Como homem particular, quem foi o Major Jeronymo Dias? Como esposo e pae elle foi sem jaça, que o digam seus illustres filhos e a cândida esposa, que elle tanto venerou e tanto estremeceu; hoje que faz um anno que os seus olhos cansados e gastos se foram cerrar na morte, façamos justiça, em deredor do epitaphio de um morto e da inscrição funerária, que mão piedosa ahi houvera gravado. Como amigo, foi sempre a arvore, a cuja sombra, os desgraçados, sempre encontraram acolhimento; onde existia uma dôr a minorar, um soffrimento a consolar, ahi sempre estava elle; as palavras que sahiam de seus labios, eram lenitivo, para muitos espiritos ulcerados. Alliviava os enfermos, consolava os afflictos.

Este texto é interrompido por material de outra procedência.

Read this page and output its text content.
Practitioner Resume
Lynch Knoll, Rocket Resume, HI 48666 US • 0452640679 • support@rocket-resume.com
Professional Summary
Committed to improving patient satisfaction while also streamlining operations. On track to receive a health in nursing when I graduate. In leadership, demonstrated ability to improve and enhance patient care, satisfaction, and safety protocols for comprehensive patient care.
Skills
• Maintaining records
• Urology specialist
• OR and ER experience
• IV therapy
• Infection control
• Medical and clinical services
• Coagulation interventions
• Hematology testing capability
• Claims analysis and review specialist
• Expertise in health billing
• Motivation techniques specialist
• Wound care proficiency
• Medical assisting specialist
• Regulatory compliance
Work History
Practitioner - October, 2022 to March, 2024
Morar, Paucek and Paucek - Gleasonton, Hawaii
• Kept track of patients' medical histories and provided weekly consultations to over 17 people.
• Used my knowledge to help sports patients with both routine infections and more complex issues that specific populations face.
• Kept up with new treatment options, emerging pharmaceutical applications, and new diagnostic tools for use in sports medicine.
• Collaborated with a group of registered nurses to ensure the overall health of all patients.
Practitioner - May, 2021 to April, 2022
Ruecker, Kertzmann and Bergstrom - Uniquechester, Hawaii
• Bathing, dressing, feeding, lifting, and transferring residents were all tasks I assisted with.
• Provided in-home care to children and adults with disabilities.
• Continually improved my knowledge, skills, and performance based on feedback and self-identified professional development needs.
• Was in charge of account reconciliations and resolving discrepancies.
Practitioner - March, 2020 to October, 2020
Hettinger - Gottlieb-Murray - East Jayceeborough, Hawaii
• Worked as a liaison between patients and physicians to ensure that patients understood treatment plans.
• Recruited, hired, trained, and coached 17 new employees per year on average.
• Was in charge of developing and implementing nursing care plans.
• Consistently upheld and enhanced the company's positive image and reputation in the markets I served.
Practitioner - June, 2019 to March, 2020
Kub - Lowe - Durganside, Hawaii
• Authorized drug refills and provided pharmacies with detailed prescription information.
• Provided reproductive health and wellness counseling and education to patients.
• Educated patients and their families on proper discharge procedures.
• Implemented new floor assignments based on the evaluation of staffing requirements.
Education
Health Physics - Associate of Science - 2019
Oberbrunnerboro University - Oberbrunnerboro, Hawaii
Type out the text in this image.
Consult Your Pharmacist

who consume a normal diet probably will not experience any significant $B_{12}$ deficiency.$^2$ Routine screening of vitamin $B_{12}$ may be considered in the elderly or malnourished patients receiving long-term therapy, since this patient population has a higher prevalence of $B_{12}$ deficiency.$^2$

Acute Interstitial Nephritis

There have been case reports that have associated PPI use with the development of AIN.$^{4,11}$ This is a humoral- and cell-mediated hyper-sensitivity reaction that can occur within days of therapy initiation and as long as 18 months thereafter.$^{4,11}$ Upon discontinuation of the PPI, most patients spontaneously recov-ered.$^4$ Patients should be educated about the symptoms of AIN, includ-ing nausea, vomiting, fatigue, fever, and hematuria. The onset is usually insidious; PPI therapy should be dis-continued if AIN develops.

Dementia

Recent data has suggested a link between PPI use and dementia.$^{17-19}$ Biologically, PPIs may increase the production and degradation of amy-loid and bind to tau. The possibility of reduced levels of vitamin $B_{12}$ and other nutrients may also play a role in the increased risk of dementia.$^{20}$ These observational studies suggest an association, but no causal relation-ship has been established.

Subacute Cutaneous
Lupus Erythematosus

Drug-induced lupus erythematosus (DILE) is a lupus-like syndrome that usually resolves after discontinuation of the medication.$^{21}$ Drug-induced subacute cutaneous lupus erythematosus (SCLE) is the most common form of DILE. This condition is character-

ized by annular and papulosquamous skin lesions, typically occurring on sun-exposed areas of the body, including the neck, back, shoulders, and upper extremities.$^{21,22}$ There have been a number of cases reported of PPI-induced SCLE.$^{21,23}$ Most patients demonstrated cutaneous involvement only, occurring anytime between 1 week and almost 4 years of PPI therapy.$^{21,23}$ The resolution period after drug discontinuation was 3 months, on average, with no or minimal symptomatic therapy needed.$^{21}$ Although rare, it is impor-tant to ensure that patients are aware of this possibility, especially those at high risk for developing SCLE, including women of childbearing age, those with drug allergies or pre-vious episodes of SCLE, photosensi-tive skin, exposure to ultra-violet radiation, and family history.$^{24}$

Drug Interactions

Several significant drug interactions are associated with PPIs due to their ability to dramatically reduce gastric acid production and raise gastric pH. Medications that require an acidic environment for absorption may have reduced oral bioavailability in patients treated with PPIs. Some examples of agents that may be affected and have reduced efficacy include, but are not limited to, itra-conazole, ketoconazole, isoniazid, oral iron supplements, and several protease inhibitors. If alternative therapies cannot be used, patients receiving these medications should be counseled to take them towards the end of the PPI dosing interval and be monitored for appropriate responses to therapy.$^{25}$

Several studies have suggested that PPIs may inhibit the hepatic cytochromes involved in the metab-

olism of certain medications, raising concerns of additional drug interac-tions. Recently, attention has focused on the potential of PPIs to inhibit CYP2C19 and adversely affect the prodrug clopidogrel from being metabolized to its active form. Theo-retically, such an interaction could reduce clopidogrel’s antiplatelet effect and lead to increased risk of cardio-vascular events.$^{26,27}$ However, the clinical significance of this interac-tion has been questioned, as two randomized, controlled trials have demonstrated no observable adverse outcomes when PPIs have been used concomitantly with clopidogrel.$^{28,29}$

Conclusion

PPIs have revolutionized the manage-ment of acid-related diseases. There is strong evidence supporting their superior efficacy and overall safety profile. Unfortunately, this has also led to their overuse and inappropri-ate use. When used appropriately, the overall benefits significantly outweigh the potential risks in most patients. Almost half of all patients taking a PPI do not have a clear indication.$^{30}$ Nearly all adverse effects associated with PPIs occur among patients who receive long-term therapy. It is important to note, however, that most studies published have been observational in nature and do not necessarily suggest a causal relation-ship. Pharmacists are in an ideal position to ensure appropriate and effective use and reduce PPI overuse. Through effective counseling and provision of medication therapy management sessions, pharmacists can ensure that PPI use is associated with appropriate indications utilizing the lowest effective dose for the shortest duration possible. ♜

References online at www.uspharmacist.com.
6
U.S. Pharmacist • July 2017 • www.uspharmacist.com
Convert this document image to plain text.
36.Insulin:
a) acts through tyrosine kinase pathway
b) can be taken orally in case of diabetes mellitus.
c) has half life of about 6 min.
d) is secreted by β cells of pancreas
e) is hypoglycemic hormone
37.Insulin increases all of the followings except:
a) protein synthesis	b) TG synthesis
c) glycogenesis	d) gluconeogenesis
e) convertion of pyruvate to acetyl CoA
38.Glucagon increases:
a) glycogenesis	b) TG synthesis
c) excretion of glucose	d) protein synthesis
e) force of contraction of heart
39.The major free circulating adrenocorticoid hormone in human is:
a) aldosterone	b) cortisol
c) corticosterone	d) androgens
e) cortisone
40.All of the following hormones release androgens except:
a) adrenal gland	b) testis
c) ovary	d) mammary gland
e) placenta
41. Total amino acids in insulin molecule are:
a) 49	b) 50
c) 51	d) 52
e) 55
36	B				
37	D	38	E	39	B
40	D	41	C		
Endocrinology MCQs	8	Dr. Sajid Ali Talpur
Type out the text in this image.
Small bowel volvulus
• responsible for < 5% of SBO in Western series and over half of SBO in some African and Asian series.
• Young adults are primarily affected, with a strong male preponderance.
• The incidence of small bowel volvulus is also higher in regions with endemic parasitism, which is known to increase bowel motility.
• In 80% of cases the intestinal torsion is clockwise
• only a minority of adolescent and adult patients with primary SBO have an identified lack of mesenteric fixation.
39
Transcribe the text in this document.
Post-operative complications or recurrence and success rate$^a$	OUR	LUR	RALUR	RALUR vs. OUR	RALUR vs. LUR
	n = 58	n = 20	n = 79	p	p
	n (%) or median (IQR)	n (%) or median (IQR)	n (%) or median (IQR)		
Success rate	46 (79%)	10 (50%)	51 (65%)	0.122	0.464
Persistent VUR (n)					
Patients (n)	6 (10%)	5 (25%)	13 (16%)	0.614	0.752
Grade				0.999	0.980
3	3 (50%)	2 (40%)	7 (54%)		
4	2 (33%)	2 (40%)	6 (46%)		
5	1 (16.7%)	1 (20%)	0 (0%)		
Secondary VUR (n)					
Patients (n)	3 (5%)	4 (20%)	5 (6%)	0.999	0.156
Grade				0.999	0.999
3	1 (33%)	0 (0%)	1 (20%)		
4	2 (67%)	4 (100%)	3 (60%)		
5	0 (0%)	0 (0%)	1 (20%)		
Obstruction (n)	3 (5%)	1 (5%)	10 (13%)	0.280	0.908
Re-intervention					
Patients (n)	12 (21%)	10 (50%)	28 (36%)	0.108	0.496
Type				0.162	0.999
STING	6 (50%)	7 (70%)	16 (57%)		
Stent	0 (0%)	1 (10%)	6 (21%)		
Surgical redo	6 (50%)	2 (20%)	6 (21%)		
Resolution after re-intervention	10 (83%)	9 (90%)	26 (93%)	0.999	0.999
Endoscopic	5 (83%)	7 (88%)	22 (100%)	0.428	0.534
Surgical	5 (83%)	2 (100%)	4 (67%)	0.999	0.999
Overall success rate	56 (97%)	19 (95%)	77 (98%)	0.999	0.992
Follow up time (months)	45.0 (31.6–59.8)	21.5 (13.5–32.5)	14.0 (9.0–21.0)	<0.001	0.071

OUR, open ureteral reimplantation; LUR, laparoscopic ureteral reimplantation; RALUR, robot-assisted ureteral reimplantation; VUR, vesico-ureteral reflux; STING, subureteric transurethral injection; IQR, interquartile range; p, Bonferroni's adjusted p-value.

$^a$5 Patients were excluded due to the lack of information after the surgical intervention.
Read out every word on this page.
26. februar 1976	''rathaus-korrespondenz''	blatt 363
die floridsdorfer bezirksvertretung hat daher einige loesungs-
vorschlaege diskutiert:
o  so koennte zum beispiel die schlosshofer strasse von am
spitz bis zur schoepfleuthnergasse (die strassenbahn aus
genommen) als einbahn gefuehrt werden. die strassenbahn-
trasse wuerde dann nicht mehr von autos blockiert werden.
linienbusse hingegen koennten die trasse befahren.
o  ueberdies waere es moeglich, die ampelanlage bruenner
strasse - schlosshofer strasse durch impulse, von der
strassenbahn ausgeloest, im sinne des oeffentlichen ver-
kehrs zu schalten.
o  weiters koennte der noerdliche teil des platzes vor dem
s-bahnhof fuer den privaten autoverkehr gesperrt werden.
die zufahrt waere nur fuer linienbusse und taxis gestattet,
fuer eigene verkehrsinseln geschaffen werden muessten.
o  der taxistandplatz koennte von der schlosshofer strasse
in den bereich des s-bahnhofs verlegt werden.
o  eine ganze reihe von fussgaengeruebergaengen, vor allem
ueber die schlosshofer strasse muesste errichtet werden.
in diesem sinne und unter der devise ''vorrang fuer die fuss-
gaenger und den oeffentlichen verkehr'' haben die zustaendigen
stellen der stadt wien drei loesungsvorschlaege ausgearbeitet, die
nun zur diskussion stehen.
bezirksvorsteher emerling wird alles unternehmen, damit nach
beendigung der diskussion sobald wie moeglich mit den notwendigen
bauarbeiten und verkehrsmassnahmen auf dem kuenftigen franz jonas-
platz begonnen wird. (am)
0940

Muita vez, desceu ao tugurio do pobre pela calada noite para mitigar-lhe os sofrimentos dando-lhe as consolações de seu coração bemfasejo.

Que melhor corôa de perpetuas, que a feita das gottas das lagrimas dos pobres que tanto o prantearam, e daquelles a quem a sorte foi adversa.

Paremos aqui, o nosso espirito está alquebrado por estas recordações, que ha um anno eram comnosco e hoje estão na eternidade.

Na immensa chronologia de seus feitos, quanta persistencia e quanta fadiga, que poema e que historia.

Descança em paz, cedro robusto, que como tronco menos dobradiço resististes ao esbater dos favonios, tombaste porem ao golpe instantaneo do raio.

Dr. E. J. Rodrigues.

* Fonte: Texto de Euphrasio José Rodrigues publicado com o título “Homenagem d’O Trabalho a’ Memoria do Major Jeronymo Dias Maciel − Fallecido a 13 de agosto de 1906” da edição de 13 de agosto de 1907 do jornal O Trabalho, do arquivo da Hemeroteca Digital do Triângulo Mineiro e Alto Paranaíba, via Altamir Fernandes.

* Foto: Do livro Domínios de Pecuários e Enxadachins, de Geraldo Fonseca.